Aquella pulsión liberal desmanteló con escasas excepciones una cierta idea avanzada de civilización que conjugaba seguridad y libertad. Pero, además, cuando estaba estabilizándose el nuevo modelo, llegó la gran crisis global de 2008 que terminó de arrasar en nuestros países los mecanismos de protección social y que, en lugar de ser combatida con terapias anticíclicas, se intentó resolver mediante absurdas políticas de austeridad que terminaron de reducir lo público a la mínima expresión y dejaron a los ciudadanos abandonados a su suerte. La inercia desreguladora era tan fuerte que Francia, gobernada por socialistas, no puedo evitar sumarse al desmantelamiento general de lo público.

Este proceso ha causado una gran pérdida de valores y referencias. En España, por poner el ejemplo más a mano y seguramente uno de los más estrepitosos, habíamos construido un sistema modélico de previsión social que ha proporcionado asistencia sanitaria y cobertura de jubilación en condiciones razonables. hasta ahora. Diversos factores, como el envejecimiento creciente de la población, han obligado a modular el sistema de pensiones, a endurecer los requisitos de acceso, etc.
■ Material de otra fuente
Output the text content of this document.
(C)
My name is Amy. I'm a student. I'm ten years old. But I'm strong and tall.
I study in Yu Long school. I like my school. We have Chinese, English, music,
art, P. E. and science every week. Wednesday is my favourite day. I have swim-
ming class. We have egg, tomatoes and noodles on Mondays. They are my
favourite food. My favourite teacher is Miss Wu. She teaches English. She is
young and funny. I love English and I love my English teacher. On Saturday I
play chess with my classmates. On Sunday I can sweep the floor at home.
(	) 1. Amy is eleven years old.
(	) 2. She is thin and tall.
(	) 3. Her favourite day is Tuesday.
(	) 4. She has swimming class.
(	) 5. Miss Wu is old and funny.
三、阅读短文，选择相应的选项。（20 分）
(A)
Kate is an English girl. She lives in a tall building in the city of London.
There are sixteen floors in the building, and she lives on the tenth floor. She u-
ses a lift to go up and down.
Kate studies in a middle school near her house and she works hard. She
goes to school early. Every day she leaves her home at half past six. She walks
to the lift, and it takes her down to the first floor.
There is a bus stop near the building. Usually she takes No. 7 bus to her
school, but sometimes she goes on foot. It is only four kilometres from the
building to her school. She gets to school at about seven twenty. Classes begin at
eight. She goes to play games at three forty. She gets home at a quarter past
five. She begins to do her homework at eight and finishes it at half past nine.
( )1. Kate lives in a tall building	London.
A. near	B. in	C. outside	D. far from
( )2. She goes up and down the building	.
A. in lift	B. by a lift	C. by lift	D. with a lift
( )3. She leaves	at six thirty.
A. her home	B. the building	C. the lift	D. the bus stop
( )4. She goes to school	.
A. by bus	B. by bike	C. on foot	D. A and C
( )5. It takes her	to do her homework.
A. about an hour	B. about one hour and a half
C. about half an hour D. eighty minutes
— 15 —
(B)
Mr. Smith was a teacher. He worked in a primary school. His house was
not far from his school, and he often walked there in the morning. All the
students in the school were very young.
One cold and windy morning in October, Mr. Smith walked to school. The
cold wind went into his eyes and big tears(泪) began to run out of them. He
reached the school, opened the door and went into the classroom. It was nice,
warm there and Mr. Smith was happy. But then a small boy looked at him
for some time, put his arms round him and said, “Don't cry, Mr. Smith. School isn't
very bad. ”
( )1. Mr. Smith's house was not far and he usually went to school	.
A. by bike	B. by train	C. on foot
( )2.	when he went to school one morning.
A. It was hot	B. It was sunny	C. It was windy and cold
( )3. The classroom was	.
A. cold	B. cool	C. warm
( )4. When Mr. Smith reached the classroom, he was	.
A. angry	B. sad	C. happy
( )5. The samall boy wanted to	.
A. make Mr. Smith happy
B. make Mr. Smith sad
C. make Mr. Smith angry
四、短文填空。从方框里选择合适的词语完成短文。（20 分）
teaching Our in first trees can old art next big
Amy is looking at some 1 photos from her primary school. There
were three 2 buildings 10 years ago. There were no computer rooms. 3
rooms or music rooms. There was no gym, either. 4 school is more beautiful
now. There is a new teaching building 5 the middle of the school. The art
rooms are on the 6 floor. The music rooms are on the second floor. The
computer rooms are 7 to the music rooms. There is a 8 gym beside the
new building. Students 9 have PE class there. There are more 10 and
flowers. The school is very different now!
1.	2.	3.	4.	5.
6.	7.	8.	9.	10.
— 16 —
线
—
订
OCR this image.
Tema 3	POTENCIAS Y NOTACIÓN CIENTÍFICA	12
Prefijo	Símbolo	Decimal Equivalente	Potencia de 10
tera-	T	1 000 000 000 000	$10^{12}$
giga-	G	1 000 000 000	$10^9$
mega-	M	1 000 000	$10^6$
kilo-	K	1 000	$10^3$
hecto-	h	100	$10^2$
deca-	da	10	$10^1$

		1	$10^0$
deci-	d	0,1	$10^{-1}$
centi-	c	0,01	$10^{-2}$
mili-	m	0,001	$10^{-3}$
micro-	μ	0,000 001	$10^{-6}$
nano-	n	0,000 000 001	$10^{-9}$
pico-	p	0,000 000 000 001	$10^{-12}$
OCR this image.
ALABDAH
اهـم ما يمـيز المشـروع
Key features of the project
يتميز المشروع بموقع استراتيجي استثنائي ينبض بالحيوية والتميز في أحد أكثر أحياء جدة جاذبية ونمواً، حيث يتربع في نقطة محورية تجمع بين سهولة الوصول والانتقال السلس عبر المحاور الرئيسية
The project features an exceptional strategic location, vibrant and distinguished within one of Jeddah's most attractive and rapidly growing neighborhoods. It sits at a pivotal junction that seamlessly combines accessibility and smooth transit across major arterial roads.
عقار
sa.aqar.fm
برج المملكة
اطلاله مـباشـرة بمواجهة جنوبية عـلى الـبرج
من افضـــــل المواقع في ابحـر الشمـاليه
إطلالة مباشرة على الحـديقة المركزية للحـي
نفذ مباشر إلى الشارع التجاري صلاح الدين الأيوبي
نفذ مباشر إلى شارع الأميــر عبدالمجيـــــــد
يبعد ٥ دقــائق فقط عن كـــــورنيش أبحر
Y en 2013 se tomaron medidas que en otro tiempo hubieran resultado inconcebibles (y que desde luego no hubieran sido toleradas ni por los sindicatos ni por la opinión pública en general), como es la práctica congelación de las pensiones al desindexarlas de los precios y los salarios y condicionar su evolución a la salud financiera del sistema.

El borrador del Ageing Report 2018, el informe sobre envejecimiento de la Comisión Europea, que era divulgado la pasada semana, confirmaba que España tiene el dudoso honor de ser el único país de la Unión Europea que desvincula totalmente el alza de sus pensiones a los precios y a los salarios. De hecho, durante cuatro años seguidos las pensiones han subido un misérrimo 0,25%, que es el mínimo previsto en la ley cuando el sistema no alcanza el equilibrio. Un equilibrio que no es posible recuperar si no se financian con cargo a presupuestos determinadas prestaciones no contributivas y si no se revisan al alza las cuotas, que han sido reducidas artificialmente para facilitar la contratación y el empleo.

Resulta sorprendente, en fin, que ni las formaciones en el poder ni las que están en la oposición, los partidos de derechas y de izquierdas, los sindicatos de clase y las asociaciones profesionales hayan asistido pasivamente, sin manifestar indignación, a una congelación de pensiones que, a medio plazo, sumirá en la indigencia y hasta en la miseria a los jubilados. cuyos ingresos no son espectaculares pero que han servido, por cierto, para paliar la necesidad más perentoria de sus familias durante esta profunda crisis de la que -se supone- estamos saliendo.

El pasado no es recuperable, pero quizá sí sea este el momento de reconsiderar cuál es el papel del Estado, de lo público, en unos modelos políticos de los que no pueden desaparecer conceptos como la equidad o la solidaridad.